I met him at Radilov and two days later I went to see him. He received me affectionately and majestically. We talked about how people lived before, and how they live now. Against my expectation, Luka Petrovich Ovsyannikov did not praise the old time. He recalled how defenseless the courtyards were before the richer and stronger. Including remembered my late grandfather, who robbed him of a wedge of earth. I did not know what to answer to Ovsyannikov, and did not dare to look him in the face.
Ovsyannikov also spoke about his other neighbor, Stepan Niktopolyonych Komov. Komov loved to drink and treat others, and if someone refused, he threatened to shoot. Father Ovsyannikov fell in love with him. Almost Komov did not drive him into the coffin, but he died: a drunk fell from a dovecote. Ovsyannikov recalled how he lived in Moscow, he saw many nobles there, including Count Alexei Grigoryevich Orlov-Chesmensky, whose uncle Luka Petrovich served as a butler. There was a count of high stature and a powerful physique; he admitted each person to his person, and was a hunter before everything. He somehow arranged a dog race, which was attended by hunters from all over Russia. Milovidka, the dog of my grandfather, jumped all then.

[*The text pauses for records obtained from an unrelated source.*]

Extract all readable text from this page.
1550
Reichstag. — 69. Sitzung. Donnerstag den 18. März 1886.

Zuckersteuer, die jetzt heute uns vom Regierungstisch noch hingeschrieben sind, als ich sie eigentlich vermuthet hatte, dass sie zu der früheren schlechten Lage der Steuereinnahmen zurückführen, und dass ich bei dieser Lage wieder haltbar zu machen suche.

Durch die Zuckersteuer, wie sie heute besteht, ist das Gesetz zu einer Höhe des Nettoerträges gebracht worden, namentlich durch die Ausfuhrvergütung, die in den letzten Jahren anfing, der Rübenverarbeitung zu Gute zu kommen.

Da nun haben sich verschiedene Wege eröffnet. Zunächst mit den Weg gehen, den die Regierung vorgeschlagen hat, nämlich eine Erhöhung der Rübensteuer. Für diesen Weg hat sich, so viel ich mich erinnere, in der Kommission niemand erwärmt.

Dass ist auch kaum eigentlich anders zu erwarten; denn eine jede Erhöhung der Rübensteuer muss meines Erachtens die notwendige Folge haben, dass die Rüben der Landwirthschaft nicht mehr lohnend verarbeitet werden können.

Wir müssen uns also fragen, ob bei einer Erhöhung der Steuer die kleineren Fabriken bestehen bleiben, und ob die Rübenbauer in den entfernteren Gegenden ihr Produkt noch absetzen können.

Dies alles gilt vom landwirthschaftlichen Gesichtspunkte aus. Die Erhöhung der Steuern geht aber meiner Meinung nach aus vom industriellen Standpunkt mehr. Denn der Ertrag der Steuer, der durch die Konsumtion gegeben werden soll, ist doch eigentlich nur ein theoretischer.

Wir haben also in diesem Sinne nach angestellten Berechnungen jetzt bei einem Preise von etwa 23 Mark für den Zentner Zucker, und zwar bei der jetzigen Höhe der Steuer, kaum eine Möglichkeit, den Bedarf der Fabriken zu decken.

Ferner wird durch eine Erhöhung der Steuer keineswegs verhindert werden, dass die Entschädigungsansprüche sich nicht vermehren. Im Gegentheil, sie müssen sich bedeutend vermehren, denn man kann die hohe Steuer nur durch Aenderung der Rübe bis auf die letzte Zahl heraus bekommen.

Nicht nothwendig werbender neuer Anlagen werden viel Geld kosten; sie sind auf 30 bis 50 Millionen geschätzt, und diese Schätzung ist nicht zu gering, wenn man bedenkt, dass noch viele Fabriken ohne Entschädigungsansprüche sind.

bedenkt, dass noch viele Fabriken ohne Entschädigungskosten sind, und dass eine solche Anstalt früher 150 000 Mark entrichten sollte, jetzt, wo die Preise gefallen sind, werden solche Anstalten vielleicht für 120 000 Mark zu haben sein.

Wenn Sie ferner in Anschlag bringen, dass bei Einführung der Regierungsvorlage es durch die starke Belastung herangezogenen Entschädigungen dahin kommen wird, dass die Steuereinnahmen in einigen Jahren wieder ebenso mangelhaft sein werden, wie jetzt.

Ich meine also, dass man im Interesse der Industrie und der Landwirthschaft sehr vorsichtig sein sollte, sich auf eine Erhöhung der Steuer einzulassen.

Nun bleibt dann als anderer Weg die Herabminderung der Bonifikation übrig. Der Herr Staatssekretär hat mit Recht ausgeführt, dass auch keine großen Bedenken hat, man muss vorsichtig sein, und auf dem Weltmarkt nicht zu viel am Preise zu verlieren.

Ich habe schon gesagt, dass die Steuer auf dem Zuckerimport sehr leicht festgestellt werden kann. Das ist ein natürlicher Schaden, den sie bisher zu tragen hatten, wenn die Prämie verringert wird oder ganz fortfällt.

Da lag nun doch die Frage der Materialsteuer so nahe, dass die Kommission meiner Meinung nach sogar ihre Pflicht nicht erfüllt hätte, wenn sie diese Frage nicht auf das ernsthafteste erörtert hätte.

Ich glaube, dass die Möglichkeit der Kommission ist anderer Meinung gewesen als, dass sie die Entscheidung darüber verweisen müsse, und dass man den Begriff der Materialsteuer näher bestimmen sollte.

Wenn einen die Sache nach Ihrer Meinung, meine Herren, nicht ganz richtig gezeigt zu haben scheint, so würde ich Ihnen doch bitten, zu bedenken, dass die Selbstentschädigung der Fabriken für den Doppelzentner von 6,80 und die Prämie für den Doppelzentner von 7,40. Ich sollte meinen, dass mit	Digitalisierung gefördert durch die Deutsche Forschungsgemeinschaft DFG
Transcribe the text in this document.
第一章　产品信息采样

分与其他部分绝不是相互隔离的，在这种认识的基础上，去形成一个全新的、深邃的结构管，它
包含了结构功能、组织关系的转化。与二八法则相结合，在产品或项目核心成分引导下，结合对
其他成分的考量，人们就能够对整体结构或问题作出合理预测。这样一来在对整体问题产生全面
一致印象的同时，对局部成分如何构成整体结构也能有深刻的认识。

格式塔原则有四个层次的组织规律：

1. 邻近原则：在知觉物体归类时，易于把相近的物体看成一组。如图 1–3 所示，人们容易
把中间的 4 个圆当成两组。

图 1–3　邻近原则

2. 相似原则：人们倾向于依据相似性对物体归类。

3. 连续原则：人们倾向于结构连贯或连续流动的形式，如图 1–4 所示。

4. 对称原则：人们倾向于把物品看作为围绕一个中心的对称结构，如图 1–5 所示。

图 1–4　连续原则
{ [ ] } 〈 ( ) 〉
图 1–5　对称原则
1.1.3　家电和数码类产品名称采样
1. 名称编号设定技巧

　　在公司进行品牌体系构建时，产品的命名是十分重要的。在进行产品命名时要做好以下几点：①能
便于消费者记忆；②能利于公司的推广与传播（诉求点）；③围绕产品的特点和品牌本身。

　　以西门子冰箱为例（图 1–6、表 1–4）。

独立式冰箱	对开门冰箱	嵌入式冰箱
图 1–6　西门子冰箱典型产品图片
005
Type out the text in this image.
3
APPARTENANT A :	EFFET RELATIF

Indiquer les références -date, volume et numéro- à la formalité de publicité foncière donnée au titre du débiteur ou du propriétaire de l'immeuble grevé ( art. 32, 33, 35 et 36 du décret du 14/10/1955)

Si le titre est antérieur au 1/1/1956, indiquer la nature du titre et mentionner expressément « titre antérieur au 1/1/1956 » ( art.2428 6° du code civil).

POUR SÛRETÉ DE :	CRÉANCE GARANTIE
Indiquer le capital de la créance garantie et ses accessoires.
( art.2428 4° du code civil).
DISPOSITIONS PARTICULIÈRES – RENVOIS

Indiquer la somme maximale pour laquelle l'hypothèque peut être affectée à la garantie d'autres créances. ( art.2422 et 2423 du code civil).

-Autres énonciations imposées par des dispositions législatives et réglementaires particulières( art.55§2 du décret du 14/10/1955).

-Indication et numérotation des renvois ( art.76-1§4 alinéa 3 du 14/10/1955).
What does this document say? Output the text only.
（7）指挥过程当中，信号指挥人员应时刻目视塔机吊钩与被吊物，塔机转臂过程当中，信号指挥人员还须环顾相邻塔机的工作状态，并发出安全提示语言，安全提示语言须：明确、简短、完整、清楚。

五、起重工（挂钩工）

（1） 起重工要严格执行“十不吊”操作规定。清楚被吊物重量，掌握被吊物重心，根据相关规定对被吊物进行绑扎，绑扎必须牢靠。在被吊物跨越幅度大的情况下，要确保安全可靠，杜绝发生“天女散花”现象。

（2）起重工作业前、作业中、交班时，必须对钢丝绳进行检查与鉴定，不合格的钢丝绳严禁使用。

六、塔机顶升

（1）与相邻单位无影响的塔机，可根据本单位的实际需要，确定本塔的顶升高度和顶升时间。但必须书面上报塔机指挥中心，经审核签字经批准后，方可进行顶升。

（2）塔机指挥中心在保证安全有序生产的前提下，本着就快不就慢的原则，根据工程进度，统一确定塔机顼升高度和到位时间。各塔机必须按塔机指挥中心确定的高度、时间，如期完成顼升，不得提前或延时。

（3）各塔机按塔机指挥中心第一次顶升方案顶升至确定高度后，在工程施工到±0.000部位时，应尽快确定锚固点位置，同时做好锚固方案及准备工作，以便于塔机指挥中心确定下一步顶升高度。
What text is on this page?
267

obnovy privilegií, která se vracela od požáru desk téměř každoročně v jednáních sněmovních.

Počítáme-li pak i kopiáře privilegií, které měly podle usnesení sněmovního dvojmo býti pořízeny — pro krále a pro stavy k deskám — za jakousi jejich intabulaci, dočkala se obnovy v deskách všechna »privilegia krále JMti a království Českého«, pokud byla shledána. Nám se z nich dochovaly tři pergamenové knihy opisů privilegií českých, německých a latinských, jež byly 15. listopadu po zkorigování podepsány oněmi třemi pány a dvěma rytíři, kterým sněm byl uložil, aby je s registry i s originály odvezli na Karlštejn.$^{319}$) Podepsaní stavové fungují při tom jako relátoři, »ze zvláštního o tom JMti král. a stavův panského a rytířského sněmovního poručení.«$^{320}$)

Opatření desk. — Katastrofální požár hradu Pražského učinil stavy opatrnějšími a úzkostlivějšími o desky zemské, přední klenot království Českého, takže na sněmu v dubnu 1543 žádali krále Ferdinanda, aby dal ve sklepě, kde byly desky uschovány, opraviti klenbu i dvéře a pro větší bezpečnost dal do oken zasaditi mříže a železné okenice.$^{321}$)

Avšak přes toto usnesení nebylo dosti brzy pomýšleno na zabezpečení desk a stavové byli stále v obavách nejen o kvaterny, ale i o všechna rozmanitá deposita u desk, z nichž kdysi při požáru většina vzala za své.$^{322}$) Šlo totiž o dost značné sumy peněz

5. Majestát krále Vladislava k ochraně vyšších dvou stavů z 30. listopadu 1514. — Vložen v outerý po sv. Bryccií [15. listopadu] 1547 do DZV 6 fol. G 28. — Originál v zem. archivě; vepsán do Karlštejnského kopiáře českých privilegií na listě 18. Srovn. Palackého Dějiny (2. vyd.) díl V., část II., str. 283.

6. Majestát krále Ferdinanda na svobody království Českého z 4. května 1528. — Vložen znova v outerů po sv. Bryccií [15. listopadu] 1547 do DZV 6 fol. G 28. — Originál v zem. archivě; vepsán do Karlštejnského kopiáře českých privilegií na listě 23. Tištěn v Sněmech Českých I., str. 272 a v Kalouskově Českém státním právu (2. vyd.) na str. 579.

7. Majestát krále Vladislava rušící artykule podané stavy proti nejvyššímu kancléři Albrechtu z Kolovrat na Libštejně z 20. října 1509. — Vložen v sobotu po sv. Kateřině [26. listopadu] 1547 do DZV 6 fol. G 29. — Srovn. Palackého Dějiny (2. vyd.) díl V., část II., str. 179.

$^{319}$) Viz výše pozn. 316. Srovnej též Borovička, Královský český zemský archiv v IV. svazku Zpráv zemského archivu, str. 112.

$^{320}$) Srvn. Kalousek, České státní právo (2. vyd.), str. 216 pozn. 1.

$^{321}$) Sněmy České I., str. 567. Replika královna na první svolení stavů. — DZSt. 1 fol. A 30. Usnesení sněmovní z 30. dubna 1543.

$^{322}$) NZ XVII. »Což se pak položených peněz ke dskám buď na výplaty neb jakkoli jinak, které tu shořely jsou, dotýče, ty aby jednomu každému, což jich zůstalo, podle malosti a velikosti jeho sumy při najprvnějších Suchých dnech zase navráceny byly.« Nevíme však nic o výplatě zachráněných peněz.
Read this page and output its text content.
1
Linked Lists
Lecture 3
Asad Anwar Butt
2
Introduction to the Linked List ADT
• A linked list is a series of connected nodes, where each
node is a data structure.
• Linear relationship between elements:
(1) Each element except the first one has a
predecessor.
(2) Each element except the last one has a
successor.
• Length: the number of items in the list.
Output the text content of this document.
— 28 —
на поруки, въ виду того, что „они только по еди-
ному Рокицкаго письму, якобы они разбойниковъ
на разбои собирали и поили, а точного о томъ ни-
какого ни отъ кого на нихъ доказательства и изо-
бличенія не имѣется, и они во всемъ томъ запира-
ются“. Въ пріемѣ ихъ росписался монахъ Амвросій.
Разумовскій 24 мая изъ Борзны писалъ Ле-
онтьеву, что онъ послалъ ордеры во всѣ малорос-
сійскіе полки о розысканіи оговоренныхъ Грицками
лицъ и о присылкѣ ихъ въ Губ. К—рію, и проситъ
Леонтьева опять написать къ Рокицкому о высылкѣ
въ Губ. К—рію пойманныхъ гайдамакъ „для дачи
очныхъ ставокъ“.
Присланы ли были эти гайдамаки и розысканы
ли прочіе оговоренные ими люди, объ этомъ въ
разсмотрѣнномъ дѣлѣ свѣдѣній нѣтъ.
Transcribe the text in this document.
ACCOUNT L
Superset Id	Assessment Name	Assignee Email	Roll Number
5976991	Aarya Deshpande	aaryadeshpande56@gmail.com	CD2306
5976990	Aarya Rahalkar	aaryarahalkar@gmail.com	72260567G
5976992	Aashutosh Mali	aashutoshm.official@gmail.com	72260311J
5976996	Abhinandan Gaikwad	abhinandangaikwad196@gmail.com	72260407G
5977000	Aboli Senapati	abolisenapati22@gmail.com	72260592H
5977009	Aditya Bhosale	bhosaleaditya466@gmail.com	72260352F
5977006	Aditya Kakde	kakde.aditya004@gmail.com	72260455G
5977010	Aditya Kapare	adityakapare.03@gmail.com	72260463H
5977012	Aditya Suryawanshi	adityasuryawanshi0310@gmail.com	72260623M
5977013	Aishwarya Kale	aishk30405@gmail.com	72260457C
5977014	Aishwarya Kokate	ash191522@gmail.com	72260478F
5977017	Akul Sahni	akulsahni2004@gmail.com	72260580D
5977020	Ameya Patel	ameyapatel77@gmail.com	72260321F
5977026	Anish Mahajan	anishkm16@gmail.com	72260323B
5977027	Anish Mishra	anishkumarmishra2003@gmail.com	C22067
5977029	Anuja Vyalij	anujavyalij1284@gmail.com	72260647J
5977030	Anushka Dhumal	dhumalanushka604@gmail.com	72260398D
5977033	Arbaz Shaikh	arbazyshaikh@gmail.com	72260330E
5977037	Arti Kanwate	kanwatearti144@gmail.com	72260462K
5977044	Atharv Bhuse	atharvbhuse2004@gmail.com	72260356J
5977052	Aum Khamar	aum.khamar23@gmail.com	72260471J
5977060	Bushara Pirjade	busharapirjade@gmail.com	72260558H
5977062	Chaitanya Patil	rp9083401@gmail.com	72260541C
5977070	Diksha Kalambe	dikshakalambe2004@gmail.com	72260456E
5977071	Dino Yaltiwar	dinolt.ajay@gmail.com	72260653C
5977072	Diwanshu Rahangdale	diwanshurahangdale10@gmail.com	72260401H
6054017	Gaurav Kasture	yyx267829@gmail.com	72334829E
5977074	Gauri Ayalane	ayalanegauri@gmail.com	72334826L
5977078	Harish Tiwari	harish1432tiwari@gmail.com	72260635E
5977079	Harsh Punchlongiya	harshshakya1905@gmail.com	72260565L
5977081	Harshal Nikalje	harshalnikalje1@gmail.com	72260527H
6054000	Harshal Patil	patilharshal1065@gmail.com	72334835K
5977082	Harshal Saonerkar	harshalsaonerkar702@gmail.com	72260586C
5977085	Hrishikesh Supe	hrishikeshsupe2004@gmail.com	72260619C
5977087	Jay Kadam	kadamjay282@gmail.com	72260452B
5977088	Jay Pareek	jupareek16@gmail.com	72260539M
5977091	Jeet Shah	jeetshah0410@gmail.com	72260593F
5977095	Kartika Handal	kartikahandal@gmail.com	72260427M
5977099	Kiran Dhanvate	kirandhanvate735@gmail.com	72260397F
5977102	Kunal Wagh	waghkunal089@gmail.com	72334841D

I asked Ovsyannikov if he loves hunting. He replied that it was embarrassing for him to reach for the nobles - only to shame himself. Ovsyannikov was very surprised by modern nobles: people are scientists, but they know nothing about business. As an example, he cited Vasily Nikolaevich Lyubozvonov, who inherited the estate from his mother. The first time he went to the peasants dressed as a coachman, and then he began to live in his own estate as a stranger.
They served tea. Tatyana Ilyinichna spoke with her husband about her non-traveling nephew Mita. He left the service, began to compose for the peasants requests and slander, and bring to the clear water surveyors. Finally, Ovsyannikov agreed to forgive him, and Mitya entered the room. He was a guy of about 28, tall, slender and curly. He believed that he was behind the truth, he did not take from the poor and he had nothing to be ashamed of.
Suddenly the door opened and Franz Ivanovich Lezhen, my neighbor and the Oryol landowner, entered. He was born in Orleans, and came to Russia during the war with Napoleon. On the way back, he fell into the hands of Smolensk peasants who were going to drown him in the ice hole of the Gniloterka river. A landowner drove by and bought a Frenchman from the peasants. From this landowner Lezhen moved to another, married his pupil, married his daughter to the Oryol landowner Lobizanyev, and he himself moved to live in Orel. With Ovsyannikov Leger was in friendship.